In such examinations, we have assumed the authenticity of all documents submitted to us as originals, the conformity to the originals of all documents submitted to us as copies and the authenticity of the originals of all documents submitted to us as copies. We have also assumed the legal capacity of all natural persons, the genuineness of the signatures of persons signing all documents in connection with which this opinion is rendered, the authority of such persons signing on behalf of the parties thereto and the due authorization, execution and delivery of all documents by the parties thereto other than the Company. We
have not independently established or verified any facts relevant to the opinions expressed herein, but have relied upon statements and representations of other officers and other representatives of the Company and others as to factual matters.
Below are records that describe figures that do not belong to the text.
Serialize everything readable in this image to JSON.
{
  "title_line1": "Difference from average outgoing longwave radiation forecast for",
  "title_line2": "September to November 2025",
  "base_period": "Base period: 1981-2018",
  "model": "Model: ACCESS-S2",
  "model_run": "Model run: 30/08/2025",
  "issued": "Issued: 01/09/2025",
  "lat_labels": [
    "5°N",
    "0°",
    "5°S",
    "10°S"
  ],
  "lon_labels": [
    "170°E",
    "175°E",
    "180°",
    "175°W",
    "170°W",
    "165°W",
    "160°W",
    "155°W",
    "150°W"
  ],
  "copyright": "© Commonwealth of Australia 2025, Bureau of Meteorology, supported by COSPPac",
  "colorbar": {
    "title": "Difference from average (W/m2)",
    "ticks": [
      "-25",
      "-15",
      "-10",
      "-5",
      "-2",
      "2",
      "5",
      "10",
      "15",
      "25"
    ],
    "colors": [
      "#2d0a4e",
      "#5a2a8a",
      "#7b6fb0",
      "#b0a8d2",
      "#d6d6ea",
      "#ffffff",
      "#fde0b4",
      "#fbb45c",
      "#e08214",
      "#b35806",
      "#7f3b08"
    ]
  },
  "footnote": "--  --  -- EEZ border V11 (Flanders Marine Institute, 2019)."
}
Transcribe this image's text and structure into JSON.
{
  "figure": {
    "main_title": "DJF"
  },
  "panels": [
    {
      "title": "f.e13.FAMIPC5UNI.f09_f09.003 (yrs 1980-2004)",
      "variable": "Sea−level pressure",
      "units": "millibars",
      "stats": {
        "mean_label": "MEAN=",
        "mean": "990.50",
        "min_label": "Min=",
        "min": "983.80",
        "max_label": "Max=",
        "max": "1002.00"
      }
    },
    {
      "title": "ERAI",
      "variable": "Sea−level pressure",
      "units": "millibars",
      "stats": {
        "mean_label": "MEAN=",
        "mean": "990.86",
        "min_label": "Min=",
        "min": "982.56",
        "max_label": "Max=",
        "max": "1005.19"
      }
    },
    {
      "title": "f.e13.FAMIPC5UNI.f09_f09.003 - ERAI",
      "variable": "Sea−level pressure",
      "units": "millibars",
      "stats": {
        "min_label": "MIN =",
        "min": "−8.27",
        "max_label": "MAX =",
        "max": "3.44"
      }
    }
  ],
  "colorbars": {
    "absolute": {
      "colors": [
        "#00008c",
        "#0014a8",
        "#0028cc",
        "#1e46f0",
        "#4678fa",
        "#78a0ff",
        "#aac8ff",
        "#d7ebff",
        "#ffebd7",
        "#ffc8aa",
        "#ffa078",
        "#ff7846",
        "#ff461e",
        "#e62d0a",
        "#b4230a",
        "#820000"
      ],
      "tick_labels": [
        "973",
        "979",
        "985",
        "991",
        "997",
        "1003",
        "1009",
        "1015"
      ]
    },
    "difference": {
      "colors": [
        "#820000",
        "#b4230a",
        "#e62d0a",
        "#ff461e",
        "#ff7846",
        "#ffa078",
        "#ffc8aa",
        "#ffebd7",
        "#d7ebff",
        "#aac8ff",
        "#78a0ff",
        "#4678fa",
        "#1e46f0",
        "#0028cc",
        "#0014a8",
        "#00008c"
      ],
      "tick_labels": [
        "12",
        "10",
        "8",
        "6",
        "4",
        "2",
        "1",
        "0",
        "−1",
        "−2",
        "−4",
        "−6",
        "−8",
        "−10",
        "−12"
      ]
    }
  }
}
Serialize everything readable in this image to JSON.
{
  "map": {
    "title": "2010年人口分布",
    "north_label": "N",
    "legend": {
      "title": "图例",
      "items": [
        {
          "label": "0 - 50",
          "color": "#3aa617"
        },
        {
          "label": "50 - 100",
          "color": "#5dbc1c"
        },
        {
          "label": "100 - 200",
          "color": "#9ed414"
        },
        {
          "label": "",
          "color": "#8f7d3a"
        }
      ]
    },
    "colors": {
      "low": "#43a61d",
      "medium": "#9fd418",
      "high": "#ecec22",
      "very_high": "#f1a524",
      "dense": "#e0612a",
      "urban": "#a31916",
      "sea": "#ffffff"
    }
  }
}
Based upon the foregoing, and subject to the assumptions, limitations and qualifications hereinafter set forth, it is our opinion that the Common Stock to be issued pursuant to the Plan will, when issued and delivered in accordance with the Plan provisions, be validly issued, fully paid and nonassessable.
Our opinion expressed above is subject to the qualifications that we express no opinion as to the applicability of, compliance with, or effect of any laws except those of the Commonwealth of Kentucky. The opinions expressed herein are based upon the laws in effect on the date hereof, and we assume no obligation to update, revise or supplement this opinion should such laws be changed by legislative action, judicial decision or otherwise.
We hereby consent to the filing of this opinion as Exhibit 5.1 to the Registration Statement and any reference to the name of our firm in the Registration Statement. In giving this consent, we do not admit that we are in the category of persons whose consent is required under Section 7 of the 1933 Act or the rules and regulations of the Commission promulgated thereunder.
This opinion is limited to the specific issues addressed herein, and no opinion may be inferred or implied beyond those expressly stated herein. This opinion is furnished to you in connection with the filing of the Registration Statement.